Grzanna R, Chee W K, Akeyson E W
Department of Neuroscience, Johns Hopkins University School of Medicine, Baltimore, Maryland 21205.
J Comp Neurol. 1987 Sep 1;263(1):76-91. doi: 10.1002/cne.902630107.
Retrograde transport of the fluorescent tracer True Blue was used in combination with immunohistochemical staining of dopamine-beta-hydroxylase (a marker protein for noradrenergic neurons) to determine the origin of noradrenergic projections to three cranial nerve nuclei: 1) the motor nucleus of the trigeminal nerve, 2) the motor nucleus of the facial nerve, and 3) the spinal trigeminal nucleus pars interpolaris. Noradrenergic cells in the rat brainstem were divided into subgroups and their numbers were determined in serial sections stained with an antiserum to rat dopamine-beta-hydroxylase. Following tracer injections into the three brainstem nuclei, retrogradely labeled noradrenergic neurons were counted and the percentage of True Blue-labeled noradrenergic cells in each subgroup was calculated. Injections of tracer into the three cranial nerve nuclei resulted in distinctly different labeling patterns of noradrenergic cells. Of the total number of norepinephrine neurons projecting to the motor nucleus of the trigeminal nerve, 68% were observed within the A7 cell group; 75% of those innervating the motor nucleus of the facial nerve were found in the A5 cell group, and 65% of those projecting to the spinal trigeminal nucleus pars interpolaris were present in the locus ceruleus and subceruleus. These findings indicate that norepinephrine cells in the rat brainstem do not constitute a homogeneous population of cells but that several discrete systems can be identified that differ not only in topography but also in the terminal distribution of their axons. This combined retrograde transport-immunohistochemical study reveals a much higher degree of topographic order in the projections of norepinephrine neurons than has previously been recognized. The observation of differential projections of noradrenergic subgroups argues against the notion of a global influence of these cells over functionally diverse areas of the brainstem.

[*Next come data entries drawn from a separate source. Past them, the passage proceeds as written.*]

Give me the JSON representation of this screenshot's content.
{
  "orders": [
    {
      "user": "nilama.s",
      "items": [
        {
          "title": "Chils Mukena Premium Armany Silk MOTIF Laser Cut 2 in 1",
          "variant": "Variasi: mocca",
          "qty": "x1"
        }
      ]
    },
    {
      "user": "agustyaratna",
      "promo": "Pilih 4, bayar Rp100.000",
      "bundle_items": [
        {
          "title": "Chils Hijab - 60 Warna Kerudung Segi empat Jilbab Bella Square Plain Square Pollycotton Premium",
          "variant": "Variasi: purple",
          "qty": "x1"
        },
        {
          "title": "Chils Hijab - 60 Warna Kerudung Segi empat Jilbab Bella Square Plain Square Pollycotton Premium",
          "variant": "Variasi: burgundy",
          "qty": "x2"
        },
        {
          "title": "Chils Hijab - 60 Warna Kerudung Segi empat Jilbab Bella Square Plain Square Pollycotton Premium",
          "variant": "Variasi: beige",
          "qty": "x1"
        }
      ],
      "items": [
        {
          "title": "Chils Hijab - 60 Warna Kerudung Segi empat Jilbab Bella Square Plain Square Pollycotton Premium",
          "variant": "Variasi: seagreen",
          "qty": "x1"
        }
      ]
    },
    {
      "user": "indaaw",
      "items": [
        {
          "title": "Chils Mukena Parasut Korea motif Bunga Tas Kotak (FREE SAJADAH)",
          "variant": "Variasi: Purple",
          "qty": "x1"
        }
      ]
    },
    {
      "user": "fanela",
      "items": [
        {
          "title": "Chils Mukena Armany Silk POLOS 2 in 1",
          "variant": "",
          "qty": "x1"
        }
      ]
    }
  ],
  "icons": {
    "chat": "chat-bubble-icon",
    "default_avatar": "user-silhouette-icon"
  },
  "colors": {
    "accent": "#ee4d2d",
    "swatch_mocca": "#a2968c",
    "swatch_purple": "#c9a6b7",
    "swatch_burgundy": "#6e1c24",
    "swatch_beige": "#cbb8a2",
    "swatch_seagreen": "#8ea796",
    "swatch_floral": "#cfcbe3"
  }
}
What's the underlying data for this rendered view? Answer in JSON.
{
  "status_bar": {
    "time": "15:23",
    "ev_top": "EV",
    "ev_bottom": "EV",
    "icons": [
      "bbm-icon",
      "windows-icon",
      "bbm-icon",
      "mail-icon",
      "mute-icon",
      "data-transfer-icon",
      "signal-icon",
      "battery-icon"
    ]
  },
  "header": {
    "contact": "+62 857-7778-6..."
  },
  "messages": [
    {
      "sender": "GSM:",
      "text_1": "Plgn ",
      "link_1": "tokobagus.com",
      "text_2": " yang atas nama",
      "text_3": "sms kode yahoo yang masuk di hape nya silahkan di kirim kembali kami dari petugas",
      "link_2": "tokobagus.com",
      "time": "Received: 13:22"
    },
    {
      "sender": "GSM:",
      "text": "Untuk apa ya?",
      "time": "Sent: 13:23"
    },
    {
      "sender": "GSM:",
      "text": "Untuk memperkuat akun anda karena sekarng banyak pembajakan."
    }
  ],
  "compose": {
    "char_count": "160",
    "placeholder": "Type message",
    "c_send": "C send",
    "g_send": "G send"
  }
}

荧光示踪剂真蓝的逆行运输与多巴胺-β-羟化酶(去甲肾上腺素能神经元的标记蛋白)的免疫组织化学染色相结合,以确定投射到三个脑神经核的去甲肾上腺素能投射的起源:1)三叉神经运动核,2)面神经运动核,3)三叉神经脊髓束核极间部。大鼠脑干中的去甲肾上腺素能细胞被分为亚组,并在使用抗大鼠多巴胺-β-羟化酶血清染色的连续切片中确定其数量。在将示踪剂注射到三个脑干核之后,对逆行标记的去甲肾上腺素能神经元进行计数,并计算每个亚组中真蓝标记的去甲肾上腺素能细胞的百分比。向三个脑神经核注射示踪剂导致去甲肾上腺素能细胞的标记模式明显不同。投射到三叉神经运动核的去甲肾上腺素能神经元总数中,68%见于A7细胞群;支配面神经运动核的神经元中,75%见于A5细胞群,而投射到三叉神经脊髓束核极间部的神经元中,65%见于蓝斑和蓝斑下核。这些发现表明,大鼠脑干中的去甲肾上腺素能细胞并非由同质细胞组成,而是可以识别出几个离散的系统,它们不仅在拓扑结构上不同,而且在轴突的终末分布上也不同。这种逆行运输与免疫组织化学相结合的研究揭示,去甲肾上腺素能神经元投射的拓扑顺序程度比以前认识到的要高得多。去甲肾上腺素能亚组的差异投射观察结果与这些细胞对脑干功能多样区域具有全局影响的观点相悖。